Previous Pew research shows the average payday loan is $375. Americans spend $7.4 billion per year on the loans, including an average of $520 in interest per borrower who ends up indebted for five months of the year.
Additional findings from the national telephone survey of payday loan borrowers and 10 focus groups held across the country reveal why people turn to these loans and how they are deeply torn about the experience.
- Fifty-eight percent of payday loan borrowers have trouble meeting monthly expenses at least half the time. These borrowers are dealing with persistent cash shortfalls rather than temporary emergencies.
- Only 14 percent of borrowers say they can afford to repay an average payday loan out of their monthly budgets.
- Seventy-eight percent of borrowers rely on information from lenders—who sell these loans as a safe, two-week product—when choosing to borrow money.

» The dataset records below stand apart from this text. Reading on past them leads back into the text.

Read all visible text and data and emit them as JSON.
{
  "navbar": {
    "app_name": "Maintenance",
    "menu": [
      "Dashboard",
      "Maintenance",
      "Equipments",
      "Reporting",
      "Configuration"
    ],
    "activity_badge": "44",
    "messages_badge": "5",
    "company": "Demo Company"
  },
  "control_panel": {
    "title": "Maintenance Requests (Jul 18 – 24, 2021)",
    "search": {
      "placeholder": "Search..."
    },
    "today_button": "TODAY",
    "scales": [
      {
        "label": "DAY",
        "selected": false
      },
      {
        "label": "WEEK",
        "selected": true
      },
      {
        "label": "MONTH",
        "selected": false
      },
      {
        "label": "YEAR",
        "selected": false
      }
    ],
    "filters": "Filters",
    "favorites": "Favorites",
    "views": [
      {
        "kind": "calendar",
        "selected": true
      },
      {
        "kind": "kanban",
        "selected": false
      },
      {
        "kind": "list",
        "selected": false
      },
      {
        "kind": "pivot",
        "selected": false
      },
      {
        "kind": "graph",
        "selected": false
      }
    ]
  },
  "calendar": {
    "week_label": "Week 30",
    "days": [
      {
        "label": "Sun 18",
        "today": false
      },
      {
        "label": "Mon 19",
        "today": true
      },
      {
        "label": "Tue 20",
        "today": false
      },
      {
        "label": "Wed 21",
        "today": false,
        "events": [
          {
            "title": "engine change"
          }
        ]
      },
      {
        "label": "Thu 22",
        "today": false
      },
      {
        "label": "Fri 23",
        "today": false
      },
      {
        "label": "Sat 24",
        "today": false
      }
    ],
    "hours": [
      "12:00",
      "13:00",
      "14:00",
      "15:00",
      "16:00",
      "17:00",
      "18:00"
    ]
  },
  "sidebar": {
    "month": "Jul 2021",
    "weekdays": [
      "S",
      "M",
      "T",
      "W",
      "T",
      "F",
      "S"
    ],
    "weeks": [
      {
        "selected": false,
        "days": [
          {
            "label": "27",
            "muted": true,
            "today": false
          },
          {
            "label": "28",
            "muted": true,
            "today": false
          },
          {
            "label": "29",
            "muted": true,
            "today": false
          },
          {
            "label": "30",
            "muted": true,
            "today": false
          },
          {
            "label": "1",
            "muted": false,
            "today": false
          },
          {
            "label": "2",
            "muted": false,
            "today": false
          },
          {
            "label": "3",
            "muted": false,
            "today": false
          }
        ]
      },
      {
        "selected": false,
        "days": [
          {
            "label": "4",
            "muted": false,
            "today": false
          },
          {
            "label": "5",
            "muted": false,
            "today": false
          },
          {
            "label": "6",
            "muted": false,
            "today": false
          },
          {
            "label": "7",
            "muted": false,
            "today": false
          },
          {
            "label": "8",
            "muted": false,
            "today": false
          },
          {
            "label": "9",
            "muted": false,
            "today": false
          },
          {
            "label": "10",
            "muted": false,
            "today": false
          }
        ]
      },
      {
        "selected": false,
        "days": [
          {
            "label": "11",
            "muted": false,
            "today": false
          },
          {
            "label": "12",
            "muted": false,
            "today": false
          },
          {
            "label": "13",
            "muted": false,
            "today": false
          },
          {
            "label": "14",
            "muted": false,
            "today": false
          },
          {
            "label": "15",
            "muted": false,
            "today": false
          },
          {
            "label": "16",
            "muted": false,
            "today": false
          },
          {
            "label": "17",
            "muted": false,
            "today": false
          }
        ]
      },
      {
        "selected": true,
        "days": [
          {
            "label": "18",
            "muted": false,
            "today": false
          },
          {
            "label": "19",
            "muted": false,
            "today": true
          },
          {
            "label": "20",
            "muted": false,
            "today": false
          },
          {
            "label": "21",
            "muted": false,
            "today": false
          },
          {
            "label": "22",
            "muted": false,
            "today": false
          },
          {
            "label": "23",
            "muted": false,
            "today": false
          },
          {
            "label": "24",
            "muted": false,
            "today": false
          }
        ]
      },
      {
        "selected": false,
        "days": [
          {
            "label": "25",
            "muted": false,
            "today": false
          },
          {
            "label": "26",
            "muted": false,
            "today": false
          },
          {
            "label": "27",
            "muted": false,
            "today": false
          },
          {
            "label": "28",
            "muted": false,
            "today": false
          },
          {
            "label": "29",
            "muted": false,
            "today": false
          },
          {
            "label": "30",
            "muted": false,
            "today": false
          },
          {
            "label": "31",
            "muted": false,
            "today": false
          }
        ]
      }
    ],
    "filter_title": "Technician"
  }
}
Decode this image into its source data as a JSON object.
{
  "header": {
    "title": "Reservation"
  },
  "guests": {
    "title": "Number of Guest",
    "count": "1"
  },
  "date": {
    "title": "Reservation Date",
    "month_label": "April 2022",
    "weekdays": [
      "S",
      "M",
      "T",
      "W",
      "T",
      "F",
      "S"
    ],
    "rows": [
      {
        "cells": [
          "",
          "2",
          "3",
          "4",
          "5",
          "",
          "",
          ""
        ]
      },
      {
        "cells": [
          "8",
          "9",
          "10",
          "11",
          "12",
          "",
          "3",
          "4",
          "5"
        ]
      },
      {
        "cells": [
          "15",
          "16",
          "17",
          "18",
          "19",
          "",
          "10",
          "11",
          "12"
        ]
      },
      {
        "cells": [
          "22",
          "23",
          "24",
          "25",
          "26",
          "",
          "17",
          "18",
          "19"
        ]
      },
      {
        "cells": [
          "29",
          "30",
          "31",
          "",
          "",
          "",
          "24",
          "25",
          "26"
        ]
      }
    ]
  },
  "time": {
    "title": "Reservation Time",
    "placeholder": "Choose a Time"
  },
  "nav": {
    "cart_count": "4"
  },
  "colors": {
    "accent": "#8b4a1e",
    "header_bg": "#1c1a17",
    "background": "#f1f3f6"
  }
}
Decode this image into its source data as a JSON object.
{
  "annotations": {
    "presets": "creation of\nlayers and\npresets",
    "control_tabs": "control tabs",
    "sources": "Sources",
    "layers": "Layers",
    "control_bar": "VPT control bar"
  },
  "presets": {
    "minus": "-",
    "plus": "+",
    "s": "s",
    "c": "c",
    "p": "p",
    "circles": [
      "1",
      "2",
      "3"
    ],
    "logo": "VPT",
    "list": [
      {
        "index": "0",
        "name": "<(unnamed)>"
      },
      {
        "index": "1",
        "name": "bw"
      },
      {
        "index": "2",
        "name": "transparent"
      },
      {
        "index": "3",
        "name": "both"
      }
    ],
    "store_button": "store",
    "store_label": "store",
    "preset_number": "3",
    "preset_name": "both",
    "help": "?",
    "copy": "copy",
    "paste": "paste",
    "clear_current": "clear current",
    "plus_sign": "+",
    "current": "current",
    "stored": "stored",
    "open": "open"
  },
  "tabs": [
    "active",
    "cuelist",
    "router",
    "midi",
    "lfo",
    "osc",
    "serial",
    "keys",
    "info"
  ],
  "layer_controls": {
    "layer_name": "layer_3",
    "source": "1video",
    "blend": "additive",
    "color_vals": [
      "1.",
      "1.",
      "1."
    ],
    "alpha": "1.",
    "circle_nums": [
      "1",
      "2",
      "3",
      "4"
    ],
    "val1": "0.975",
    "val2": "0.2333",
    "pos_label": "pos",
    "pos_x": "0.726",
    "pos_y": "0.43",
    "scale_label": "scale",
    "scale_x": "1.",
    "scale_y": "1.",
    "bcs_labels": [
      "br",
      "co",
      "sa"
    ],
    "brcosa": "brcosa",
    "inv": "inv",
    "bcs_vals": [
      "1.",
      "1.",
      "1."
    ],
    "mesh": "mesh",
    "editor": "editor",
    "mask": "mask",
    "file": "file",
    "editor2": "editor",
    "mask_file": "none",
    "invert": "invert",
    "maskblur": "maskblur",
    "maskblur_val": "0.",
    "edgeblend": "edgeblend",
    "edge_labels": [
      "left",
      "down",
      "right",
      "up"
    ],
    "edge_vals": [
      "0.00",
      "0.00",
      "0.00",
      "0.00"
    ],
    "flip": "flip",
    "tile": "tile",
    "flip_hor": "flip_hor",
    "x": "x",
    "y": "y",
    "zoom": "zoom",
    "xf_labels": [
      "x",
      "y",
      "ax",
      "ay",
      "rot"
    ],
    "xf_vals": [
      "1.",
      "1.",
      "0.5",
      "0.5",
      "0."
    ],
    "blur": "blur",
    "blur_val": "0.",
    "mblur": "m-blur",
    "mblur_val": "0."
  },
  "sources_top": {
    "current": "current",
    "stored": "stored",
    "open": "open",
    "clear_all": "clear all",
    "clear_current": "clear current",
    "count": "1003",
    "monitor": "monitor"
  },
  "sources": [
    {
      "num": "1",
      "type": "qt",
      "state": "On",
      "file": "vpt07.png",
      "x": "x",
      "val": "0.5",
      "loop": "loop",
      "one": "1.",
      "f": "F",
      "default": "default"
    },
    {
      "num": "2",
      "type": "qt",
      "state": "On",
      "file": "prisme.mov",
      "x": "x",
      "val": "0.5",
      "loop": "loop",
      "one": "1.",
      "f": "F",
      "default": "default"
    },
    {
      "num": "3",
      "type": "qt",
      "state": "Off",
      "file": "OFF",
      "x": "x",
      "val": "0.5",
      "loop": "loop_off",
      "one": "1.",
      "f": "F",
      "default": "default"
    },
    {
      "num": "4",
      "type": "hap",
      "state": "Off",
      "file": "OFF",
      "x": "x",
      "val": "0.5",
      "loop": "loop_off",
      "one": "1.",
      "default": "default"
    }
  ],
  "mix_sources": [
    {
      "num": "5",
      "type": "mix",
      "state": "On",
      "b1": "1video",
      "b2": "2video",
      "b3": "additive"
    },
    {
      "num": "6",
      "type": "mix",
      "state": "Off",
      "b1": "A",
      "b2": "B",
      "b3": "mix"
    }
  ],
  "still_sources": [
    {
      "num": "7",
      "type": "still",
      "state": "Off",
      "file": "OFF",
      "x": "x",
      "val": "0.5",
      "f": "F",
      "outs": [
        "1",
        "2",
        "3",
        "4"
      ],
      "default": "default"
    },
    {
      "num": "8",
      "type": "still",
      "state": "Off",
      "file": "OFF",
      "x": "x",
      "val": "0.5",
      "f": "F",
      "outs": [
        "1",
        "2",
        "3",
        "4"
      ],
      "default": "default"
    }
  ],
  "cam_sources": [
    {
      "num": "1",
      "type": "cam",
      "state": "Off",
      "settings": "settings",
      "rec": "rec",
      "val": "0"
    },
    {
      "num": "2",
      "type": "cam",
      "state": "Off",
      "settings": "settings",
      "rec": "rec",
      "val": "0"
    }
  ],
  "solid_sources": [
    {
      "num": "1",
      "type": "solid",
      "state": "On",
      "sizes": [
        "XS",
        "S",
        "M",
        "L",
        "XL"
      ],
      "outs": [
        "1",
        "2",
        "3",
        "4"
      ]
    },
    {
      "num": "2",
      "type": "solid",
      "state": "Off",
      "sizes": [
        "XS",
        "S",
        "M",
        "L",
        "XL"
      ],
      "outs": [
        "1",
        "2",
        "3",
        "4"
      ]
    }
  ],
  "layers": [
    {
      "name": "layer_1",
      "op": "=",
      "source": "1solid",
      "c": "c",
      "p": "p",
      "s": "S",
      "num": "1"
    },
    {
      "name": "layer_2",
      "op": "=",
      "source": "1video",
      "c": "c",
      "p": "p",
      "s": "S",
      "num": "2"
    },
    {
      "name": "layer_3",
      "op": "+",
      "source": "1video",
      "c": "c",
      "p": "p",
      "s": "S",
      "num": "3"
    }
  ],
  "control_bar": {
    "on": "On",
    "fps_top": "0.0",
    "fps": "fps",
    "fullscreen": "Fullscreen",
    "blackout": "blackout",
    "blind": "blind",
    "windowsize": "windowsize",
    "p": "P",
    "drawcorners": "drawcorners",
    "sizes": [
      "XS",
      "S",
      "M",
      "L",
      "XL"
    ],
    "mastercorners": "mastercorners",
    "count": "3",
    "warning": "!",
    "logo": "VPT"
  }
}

This reliance reinforces the perception that payday loans are unlike other forms of credit because they will not create ongoing debt. Yet the stated price tag for a two-week, $375 loan bears little resemblance to the actual $520 cost over the five months of debt that the average user experiences.
- While payday loans are often presented as an alternative to overdrafting on a checking account, a majority of borrowers end up paying fees for both.
- Some borrowers ultimately turn to the same options they could have used instead of payday loans to finally pay off the loans. Forty-one percent need an outside cash infusion to eliminate payday loan debt– including getting help from friends or family, selling or pawning personal possessions, taking out another type of loan, or using a tax refund.
- By almost a three-to-one margin, borrowers favor more regulation of payday loans. A majority of borrowers say the loans both take advantage of them and that they provide relief. Despite feeling conflicted about their experiences, borrowers want to change how payday loans work.
Payday Lending in America: How Borrowers Choose and Repay Payday Loans is the second in a series of reports that will provide research for policymakers as they consider the best ways to ensure a safe and transparent marketplace for small-dollar loans.
Methodology: Pew's survey of payday loan borrowers is a nationally representative telephone poll conducted in two parts. Demographic data is derived from 33,576 responses (margin of error +/- 0.2%). The information about borrowers' experiences with payday loans is based on 703 interviews representative of payday loan borrowers (margin of error +/- 4.2%). Borrower quotations in this report come from a series of 10 focus groups.
Pew's safe small-dollar loans research project focuses on small-dollar credit products such as payday and automobile title loans, as well as emerging alternatives. The project works to find safe and transparent solutions to meet consumers' immediate financial needs. www.pewtrusts.org/small-loans
The Pew Charitable Trusts is driven by the power of knowledge to solve today's most challenging problems. Pew applies a rigorous, analytical approach to improve public policy, inform the public, and stimulate civic life.